"The times," replied Lady William Pawlet, "do not teach charity. Thou art nobly patient, but I have not yet learnt to hush my railing. All, all gone and an empty life! Madonna! how can one support the burden! Oh, to be a man and go forward in the front ranks to die as Lord Falkland did! But to be a woman—a woman who must wait till she die of remembering!"
"There is no answer to be made—none," said the Countess; "the heart knoweth its own bitterness."
"And we sit here in poverty, bereaved and desolate, and Oliver Cromwell hath my Lord Worchester's estates and the thanks of Parliament," continued Lady William, following out thoughts too bitter to be kept silent. "Loyalty now must go barefoot and impudent knavery swell in high places! I will go abroad to the Queen in Paris—she too is desolate and maybe can employ me about her person, for I will no longer be a charge on you, madam. Will you not," she added, in a more timid tone, "come too?"

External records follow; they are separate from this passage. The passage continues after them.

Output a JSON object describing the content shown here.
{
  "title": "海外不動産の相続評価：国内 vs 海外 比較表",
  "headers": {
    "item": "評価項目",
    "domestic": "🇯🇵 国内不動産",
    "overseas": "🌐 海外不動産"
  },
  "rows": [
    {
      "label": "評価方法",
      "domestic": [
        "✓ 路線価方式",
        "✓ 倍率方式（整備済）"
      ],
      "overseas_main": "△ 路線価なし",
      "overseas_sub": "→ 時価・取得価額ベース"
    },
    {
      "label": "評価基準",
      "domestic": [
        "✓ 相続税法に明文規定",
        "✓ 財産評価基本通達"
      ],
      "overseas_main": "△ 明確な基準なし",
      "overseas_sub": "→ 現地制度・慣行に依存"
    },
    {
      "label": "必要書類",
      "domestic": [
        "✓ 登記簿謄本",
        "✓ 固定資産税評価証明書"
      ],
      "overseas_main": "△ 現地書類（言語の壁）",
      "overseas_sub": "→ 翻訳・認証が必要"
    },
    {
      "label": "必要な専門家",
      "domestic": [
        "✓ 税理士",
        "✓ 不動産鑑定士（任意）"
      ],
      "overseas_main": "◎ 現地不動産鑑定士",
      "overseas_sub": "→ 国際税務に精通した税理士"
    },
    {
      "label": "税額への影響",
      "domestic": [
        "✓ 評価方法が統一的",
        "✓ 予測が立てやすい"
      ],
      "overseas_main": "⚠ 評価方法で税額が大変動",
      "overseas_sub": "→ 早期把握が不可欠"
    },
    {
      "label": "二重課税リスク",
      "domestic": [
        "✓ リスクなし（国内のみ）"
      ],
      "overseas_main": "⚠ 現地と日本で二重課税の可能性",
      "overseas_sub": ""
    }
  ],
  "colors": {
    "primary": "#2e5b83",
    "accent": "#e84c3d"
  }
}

"I will not, willingly," replied the elder lady firmly, "ever see Her Majesty again. Nor yet the King. Thank God I can keep my loyalty and wish His Majesty a safe deliverance from all his present perils, but this I know, that were he to taste the bitterest death and she the bitterest widowhood, both, in the extreme hour of their misery, could endure no greater torment than to remember Lord Strafford and how he died."
She spoke quietly without raised voice or flushed cheek, yet so intensely, that Jane Pawlet, who had never heard her mention this subject before, was horrified and awed.

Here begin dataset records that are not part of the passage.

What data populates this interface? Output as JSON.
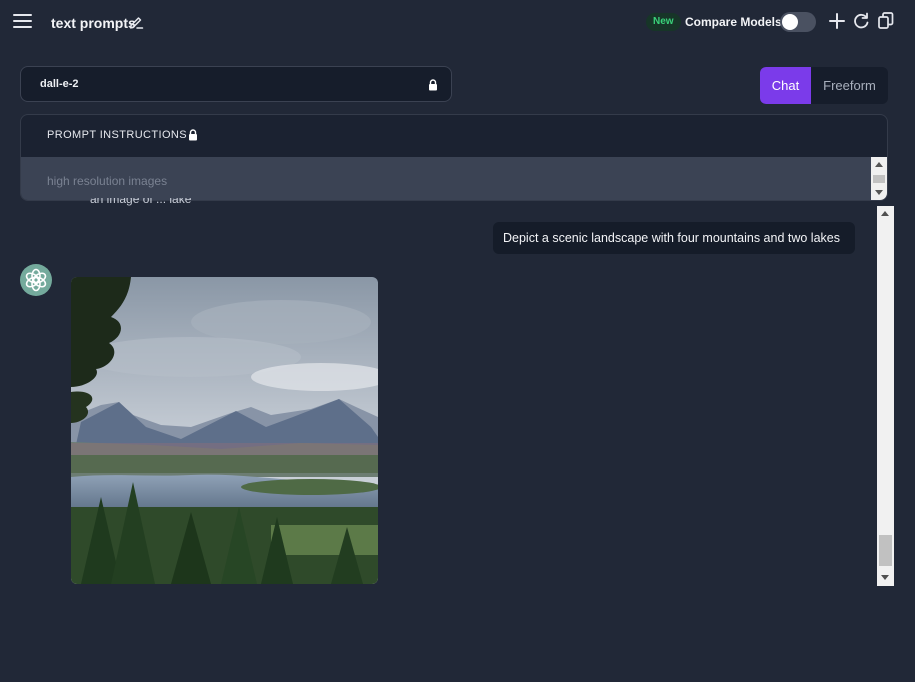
{
  "header": {
    "title": "text prompts",
    "new_badge": "New",
    "compare_label": "Compare Models",
    "compare_enabled": false
  },
  "model_select": {
    "value": "dall-e-2"
  },
  "mode_tabs": [
    {
      "label": "Chat",
      "active": true
    },
    {
      "label": "Freeform",
      "active": false
    }
  ],
  "prompt_instructions": {
    "title": "PROMPT INSTRUCTIONS",
    "placeholder": "high resolution images"
  },
  "chat": {
    "clipped_text": "an image of ... lake",
    "messages": [
      {
        "role": "user",
        "text": "Depict a scenic landscape with four mountains and two lakes"
      },
      {
        "role": "assistant",
        "content": "generated-image"
      }
    ]
  },
  "colors": {
    "background": "#212837",
    "accent": "#7b3bea",
    "new_badge": "#3ad27a",
    "avatar": "#74aa9c"
  },
  "icons": [
    "menu-icon",
    "edit-icon",
    "lock-icon",
    "plus-icon",
    "refresh-icon",
    "copy-icon",
    "openai-logo-icon"
  ]
}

"The world is upside down, I think," she murmured. "It all seems to me so unreal—I doubt it can be more strange in hell."
"You are young," replied the Countess, "and may live to think of all this as a clouded dream. But my life is over."
"You have been the wife of a great man," cried Lady William Pawlet, "and you have children."
"Whom I must see grow up as landless exiles, bearing an attainted name," said Lady Strafford, with a stern smile.
"But you have fulfilled yourself," returned the other, "while I have been, and am, useless. Ah me, how differently I dreamed it!"